Throwing petrol on this dumpster fire, some commentators have used the EC decision to argue Ireland's path to future prosperity is to align itself with corporations against the EU.
This is the same guff Brexiters were peddling when they told voters that casting off the shackles of suffocating EU bureaucracy would allow thrusting captains of industry to get on with the business of making everyone rich.
While the economic cost of Brexit has yet to be determined, a stark document published by the Japanese at the weekend, warning 200,000 British jobs in Japanese firms are in danger if access to the single market is lost, suggest the consequences could be dire.
The lesson for Ireland from this is that multinationals are not just here for our low corporate tax rate - or, as Apple CEO Tim Cook patronisingly suggested last week, for the people and the craic - they are here because we are a gateway to Europe.
So, giving the EU the finger is not really an option, unless we have some kind of nationalistic death wish.
Instead of facing a Hobson's choice between the EU and multinationals, it is possible to argue an appeal is in the best interests of the State without resorting to emotive language and misleading nonsense.
First, the Irish establishment needs to get its story straight.
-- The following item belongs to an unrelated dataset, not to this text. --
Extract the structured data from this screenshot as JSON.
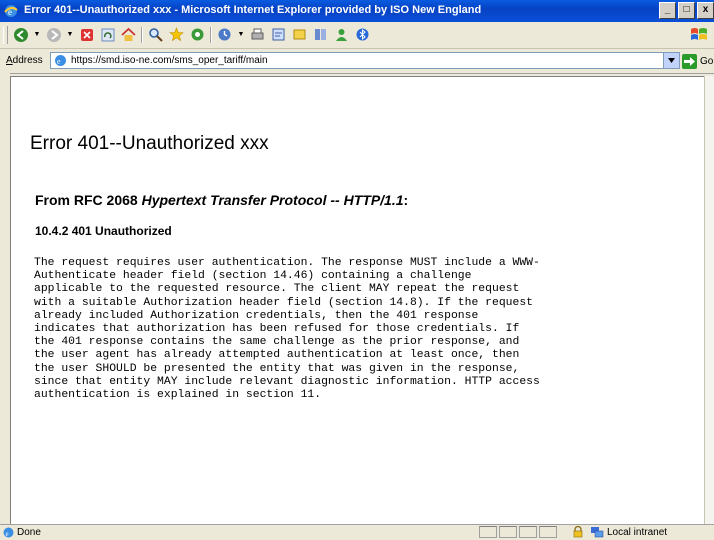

While senior politicians are reacting as if the EC's oversight of aspects of our tax regime is unprecedented, it's not.
Earlier this year, the European Court of Justice (ECJ) upheld an EC ruling that €10m in tax breaks to one Limerick company, Aughinish Alumina, constituted illegal state aid.
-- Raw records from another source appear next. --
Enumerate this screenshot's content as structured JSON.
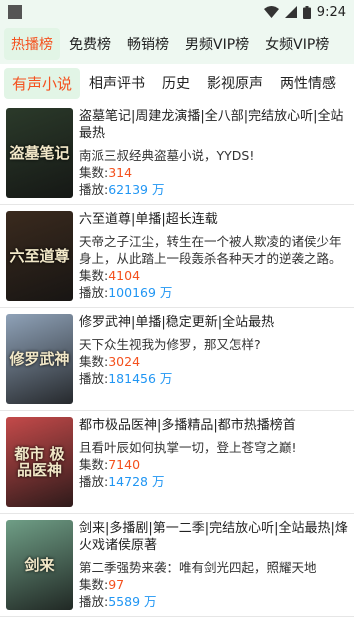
{
  "status": {
    "time": "9:24"
  },
  "tabs_primary": [
    "热播榜",
    "免费榜",
    "畅销榜",
    "男频VIP榜",
    "女频VIP榜"
  ],
  "tabs_secondary": [
    "有声小说",
    "相声评书",
    "历史",
    "影视原声",
    "两性情感"
  ],
  "items": [
    {
      "title": "盗墓笔记|周建龙演播|全八部|完结放心听|全站最热",
      "desc": "南派三叔经典盗墓小说，YYDS!",
      "episodes_label": "集数:",
      "episodes": "314",
      "plays_label": "播放:",
      "plays": "62139 万",
      "cover_text": "盗墓笔记",
      "cover_color": "#2b3a2a"
    },
    {
      "title": "六至道尊|单播|超长连载",
      "desc": "天帝之子江尘，转生在一个被人欺凌的诸侯少年身上，从此踏上一段轰杀各种天才的逆袭之路。",
      "episodes_label": "集数:",
      "episodes": "4104",
      "plays_label": "播放:",
      "plays": "100169 万",
      "cover_text": "六至道尊",
      "cover_color": "#3a2a1e"
    },
    {
      "title": "修罗武神|单播|稳定更新|全站最热",
      "desc": "天下众生视我为修罗，那又怎样?",
      "episodes_label": "集数:",
      "episodes": "3024",
      "plays_label": "播放:",
      "plays": "181456 万",
      "cover_text": "修罗武神",
      "cover_color": "#8fa2b8"
    },
    {
      "title": "都市极品医神|多播精品|都市热播榜首",
      "desc": "且看叶辰如何执掌一切，登上苍穹之巅!",
      "episodes_label": "集数:",
      "episodes": "7140",
      "plays_label": "播放:",
      "plays": "14728 万",
      "cover_text": "都市 极品医神",
      "cover_color": "#c44a4a"
    },
    {
      "title": "剑来|多播剧|第一二季|完结放心听|全站最热|烽火戏诸侯原著",
      "desc": "第二季强势来袭：唯有剑光四起，照耀天地",
      "episodes_label": "集数:",
      "episodes": "97",
      "plays_label": "播放:",
      "plays": "5589 万",
      "cover_text": "剑来",
      "cover_color": "#6f9e86"
    }
  ]
}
Suggestions the EC has some kind of peculiar vendetta against Ireland's tax regime are also hard to maintain, given it recently issued negative rulings about tax arrangements for corporations located in Luxembourg, Belgium and the Netherlands.
Instead of foaming at the mouth about sovereignty and patriotism, the Government should simply say it is appealing the judgment to get definitive legal clarity about the status of the tax advice from Revenue.
Although the full judgment has yet to be published, a preliminary ruling in 2014 suggested the problem with Apple's tax structure was that its taxable income had been "reverse-engineered" with no apparent objective economic rationale.
The Government will presumably want to defend the manner in which this deal was struck, especially if other companies benefited from equally subjective tax agreements.
An appeal is also required to settle any confusion about which tax authority is entitled to the €13bn.
Last week, the EC suggested other EU member states, as well as countries in the Middle East, Africa and India, could be due a slice of the loot, raising the spectre of the State having to defend a multiplicity of legal actions.
An appeal to the ECJ would allow countries, which feel they have been cheated out of tax revenue, to throw their hat into the ring and make a case for a cut. Ultimately, this could save us money and ensure the €13bn isn't tied up in legal disputes for another 20 years.
The Government, in conflating the EC ruling with an attack on our corporate tax regime, is not reassuring investors. Rather, it is suggesting to them the entire edifice could be torn down at any moment if the EC expands its investigation.
There are measured, rational arguments for opting for an appeal. The Government should use them. And, if this administration is so averse to accusations of facilitating tax avoidance, it should close down any potential loopholes that could allow corporations to do just that.